The way news is reported and the movies we choose to watch play an important role in how we view the world. This week on State of Belief, Interfaith Alliance’s radio show and podcast, we’ll explore the interplay of religion and media, from the news we consume to the movies we watch.
Last weekend, hundreds of thousands of students and their supporters took to the streets across the country for the March for Our Lives. This week, the same student activists have organized a series of town hall events to push lawmakers to take a stance on gun violence prevention. William Saltzburg, who spoke with host Rev. Welton Gaddy last week before the march, will join us again on State of Belief to talk about what the experience was like – and what comes next. Will is a student from Pennsylvania and vice president for membership at NFTY – the Reform Jewish Youth Movement.
A new report from the Institute for Social Policy and Understanding backs up the perception that Muslims are treated differently in this country by both law enforcement and media. The study, entitled Equal Treatment?: Measuring the legal and media responses to ideologically motivated violence in the United States, finds that alleged perpetrators of violence who are perceived to be Muslim, including those who are not actually Muslim, often face more several legal charges, receive longer prison sentences and receive more media coverage than non-Muslim perpetrators. Study authors and Institute fellows Kumar Rao and Carey Shenkman will join Welton this week to talk about the highlights of the new report and its implications.

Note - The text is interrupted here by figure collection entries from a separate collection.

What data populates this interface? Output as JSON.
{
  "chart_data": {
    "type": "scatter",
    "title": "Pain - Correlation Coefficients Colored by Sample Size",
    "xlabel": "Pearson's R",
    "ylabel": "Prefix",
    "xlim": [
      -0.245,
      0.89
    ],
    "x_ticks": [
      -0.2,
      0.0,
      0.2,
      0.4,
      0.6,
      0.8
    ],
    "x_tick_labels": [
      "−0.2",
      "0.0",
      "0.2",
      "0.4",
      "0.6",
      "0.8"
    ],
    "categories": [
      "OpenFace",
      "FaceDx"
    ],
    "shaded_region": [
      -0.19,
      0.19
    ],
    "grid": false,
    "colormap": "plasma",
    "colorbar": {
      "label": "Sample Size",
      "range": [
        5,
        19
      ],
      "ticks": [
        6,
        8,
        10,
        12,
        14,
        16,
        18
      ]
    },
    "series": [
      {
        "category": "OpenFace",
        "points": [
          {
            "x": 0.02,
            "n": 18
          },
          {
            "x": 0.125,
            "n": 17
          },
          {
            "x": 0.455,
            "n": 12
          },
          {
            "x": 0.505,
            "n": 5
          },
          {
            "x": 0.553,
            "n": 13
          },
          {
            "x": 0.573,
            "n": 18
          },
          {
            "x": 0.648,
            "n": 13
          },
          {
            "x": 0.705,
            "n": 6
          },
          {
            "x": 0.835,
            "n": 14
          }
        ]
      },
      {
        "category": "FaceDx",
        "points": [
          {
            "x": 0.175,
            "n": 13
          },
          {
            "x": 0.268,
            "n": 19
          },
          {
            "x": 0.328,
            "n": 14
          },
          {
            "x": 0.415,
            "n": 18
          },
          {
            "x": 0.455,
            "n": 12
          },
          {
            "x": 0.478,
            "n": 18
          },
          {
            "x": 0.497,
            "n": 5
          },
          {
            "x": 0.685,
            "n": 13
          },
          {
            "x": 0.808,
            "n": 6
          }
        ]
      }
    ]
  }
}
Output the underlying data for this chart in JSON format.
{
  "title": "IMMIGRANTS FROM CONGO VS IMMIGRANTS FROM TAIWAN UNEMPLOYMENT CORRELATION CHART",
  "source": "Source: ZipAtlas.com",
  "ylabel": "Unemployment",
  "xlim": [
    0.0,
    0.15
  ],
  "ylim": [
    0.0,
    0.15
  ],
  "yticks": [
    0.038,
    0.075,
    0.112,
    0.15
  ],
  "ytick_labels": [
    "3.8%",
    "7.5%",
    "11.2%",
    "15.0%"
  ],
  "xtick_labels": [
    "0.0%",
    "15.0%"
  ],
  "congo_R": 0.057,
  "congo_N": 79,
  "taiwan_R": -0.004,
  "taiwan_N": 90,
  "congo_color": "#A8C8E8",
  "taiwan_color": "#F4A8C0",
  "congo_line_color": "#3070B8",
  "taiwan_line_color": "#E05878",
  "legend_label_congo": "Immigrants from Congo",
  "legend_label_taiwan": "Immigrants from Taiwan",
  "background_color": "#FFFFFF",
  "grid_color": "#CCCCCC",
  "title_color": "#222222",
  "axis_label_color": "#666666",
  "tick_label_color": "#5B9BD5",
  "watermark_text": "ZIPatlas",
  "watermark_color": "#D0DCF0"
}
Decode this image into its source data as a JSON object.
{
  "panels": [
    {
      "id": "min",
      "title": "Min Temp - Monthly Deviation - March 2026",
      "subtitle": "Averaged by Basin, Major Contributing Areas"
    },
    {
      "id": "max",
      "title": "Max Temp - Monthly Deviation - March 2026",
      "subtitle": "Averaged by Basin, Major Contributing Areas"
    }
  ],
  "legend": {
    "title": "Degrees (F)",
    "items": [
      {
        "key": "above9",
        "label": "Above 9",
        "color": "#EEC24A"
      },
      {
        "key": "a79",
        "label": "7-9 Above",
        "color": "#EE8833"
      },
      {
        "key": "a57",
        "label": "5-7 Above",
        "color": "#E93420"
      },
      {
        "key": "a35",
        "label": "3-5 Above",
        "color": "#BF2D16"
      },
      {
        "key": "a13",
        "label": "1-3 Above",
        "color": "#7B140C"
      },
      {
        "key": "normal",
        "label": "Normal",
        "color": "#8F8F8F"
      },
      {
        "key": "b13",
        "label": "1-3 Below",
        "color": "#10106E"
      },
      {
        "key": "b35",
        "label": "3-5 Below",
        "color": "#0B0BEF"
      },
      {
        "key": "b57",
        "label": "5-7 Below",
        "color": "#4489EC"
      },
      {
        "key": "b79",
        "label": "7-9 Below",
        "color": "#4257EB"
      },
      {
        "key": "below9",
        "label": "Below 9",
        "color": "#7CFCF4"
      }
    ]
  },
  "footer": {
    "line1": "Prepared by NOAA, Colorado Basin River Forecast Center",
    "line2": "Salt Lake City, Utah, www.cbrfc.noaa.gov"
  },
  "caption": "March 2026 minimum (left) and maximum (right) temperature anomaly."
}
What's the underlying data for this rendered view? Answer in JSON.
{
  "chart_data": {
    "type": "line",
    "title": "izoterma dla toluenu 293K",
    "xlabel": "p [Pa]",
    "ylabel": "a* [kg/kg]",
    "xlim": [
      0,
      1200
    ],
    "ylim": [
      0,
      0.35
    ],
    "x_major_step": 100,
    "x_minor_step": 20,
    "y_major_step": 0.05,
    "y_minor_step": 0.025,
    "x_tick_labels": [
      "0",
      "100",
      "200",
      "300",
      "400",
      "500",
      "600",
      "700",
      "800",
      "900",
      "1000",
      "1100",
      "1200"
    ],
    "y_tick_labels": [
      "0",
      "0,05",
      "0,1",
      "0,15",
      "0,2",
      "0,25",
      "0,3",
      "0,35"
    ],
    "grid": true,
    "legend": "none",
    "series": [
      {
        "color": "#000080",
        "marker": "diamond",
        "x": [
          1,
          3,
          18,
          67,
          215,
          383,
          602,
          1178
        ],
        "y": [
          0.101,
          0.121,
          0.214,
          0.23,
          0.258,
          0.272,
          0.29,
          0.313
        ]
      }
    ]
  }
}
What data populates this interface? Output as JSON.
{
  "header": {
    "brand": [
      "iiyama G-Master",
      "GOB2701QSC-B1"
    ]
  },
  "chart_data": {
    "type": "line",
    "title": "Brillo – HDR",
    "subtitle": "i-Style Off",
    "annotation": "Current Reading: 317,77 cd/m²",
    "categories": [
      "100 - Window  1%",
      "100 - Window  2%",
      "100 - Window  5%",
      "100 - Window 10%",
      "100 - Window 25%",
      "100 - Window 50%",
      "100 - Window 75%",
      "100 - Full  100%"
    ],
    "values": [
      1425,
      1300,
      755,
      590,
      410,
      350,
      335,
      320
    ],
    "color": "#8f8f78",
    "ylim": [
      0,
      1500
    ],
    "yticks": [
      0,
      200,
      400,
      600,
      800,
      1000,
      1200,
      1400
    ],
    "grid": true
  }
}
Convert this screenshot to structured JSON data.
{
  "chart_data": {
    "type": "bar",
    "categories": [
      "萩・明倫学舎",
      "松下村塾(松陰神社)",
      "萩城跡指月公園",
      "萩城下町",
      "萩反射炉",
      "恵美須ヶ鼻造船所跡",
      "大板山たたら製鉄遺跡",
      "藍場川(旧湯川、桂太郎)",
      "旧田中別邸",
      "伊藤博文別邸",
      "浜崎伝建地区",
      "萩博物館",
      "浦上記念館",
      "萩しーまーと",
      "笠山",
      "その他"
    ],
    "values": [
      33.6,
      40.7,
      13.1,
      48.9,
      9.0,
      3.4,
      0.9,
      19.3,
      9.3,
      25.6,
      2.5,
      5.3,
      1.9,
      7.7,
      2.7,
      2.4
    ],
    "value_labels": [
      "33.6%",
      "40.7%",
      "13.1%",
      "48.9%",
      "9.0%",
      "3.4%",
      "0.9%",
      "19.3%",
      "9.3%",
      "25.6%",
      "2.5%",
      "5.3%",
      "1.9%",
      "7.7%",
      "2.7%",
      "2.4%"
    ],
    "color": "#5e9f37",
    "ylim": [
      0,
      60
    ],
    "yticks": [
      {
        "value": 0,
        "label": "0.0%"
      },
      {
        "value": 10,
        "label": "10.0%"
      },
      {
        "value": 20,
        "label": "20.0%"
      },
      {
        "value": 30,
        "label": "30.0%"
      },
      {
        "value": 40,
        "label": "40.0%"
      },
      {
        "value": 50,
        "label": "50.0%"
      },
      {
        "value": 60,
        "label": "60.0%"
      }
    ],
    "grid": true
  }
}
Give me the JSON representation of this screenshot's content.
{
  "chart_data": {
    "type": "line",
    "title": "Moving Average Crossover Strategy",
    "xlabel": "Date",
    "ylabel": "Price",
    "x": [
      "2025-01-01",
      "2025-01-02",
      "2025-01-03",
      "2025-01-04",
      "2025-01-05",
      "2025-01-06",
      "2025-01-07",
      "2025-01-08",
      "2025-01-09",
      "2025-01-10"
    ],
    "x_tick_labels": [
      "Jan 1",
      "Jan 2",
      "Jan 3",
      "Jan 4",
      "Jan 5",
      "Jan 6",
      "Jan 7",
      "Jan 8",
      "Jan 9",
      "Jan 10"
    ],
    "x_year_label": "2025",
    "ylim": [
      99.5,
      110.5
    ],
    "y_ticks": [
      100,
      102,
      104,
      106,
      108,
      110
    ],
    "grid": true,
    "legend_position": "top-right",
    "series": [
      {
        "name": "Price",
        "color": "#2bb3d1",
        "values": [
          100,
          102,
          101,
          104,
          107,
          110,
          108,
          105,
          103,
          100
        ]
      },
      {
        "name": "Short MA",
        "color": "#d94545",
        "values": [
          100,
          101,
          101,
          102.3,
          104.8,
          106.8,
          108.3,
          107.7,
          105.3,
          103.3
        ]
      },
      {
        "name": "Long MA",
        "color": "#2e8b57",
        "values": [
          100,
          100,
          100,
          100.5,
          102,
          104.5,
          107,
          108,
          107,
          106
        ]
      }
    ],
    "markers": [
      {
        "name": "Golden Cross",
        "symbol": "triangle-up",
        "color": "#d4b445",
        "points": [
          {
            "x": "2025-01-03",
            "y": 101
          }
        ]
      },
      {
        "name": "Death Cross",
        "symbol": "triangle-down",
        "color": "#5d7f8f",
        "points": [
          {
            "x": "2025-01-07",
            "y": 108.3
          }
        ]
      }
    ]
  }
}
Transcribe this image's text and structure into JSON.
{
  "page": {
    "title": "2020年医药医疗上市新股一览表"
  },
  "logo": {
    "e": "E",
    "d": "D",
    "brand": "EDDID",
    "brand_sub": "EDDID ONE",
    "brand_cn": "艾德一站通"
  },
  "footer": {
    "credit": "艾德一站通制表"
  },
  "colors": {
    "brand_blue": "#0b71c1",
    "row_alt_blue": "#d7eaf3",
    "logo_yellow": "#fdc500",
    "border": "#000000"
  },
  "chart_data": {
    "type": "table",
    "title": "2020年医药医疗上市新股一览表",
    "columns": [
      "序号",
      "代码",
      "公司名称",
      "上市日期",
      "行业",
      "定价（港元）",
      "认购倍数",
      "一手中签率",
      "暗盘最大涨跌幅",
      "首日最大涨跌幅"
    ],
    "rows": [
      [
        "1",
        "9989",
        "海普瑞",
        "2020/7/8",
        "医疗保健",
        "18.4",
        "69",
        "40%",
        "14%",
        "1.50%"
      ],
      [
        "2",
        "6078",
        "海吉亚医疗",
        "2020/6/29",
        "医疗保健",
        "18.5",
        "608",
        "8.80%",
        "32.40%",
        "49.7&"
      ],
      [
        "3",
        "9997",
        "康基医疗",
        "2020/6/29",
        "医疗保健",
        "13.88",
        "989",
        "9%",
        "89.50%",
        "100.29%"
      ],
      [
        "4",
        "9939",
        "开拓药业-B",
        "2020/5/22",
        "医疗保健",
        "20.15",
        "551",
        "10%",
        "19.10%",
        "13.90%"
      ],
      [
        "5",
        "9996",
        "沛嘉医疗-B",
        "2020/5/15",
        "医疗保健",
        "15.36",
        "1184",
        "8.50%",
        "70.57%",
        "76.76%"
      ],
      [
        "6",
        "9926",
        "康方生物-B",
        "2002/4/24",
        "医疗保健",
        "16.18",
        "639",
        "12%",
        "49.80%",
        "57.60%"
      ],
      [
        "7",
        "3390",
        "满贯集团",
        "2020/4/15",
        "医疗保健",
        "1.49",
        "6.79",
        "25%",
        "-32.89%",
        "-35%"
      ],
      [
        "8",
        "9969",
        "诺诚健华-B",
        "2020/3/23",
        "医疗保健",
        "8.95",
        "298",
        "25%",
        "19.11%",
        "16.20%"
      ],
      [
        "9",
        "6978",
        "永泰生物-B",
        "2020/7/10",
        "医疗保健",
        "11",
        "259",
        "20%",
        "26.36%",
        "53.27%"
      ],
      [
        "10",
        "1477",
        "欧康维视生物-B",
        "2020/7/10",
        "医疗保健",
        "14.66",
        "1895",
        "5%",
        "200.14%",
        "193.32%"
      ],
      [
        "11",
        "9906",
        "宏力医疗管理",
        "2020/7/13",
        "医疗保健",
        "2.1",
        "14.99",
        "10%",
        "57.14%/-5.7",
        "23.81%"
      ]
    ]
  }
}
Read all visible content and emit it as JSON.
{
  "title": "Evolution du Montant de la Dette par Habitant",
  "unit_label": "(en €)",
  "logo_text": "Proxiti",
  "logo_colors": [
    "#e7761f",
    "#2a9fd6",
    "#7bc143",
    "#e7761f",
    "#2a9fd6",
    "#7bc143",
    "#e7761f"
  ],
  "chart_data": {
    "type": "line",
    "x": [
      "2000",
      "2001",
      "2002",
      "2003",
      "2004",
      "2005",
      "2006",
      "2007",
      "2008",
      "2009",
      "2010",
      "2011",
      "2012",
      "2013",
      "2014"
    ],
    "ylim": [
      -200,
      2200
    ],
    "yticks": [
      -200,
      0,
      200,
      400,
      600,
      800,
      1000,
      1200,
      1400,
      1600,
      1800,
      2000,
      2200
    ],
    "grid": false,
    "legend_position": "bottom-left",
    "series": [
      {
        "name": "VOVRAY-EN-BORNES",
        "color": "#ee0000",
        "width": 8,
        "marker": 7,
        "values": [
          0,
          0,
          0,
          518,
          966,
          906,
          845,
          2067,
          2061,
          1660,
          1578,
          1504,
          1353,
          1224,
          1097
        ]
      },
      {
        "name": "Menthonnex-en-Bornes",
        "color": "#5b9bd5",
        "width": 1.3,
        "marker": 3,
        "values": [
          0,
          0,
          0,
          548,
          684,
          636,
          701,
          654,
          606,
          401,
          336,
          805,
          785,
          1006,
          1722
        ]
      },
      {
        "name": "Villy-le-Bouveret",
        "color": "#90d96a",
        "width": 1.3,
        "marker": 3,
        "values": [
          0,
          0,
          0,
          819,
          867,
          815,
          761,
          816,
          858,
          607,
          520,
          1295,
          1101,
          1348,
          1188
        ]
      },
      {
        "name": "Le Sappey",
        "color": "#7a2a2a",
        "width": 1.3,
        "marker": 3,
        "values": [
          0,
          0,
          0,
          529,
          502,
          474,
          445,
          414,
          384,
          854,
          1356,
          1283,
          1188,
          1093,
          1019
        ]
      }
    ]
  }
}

A few years ago, a film titled God’s Not Dead seemed to defiantly challenge not only Nietzsche, but the imaginary Atheist threat the religious right seems to believe is dominating our culture – and brought in more than $60 million doing it. But two sequels since have failed to live up to that level of success. Welton will be joined this week by Alissa Wilkinson, the film critic at Vox, to talk about the films and her new piece, The Christian movie series God’s Not Dead fails to be Christian.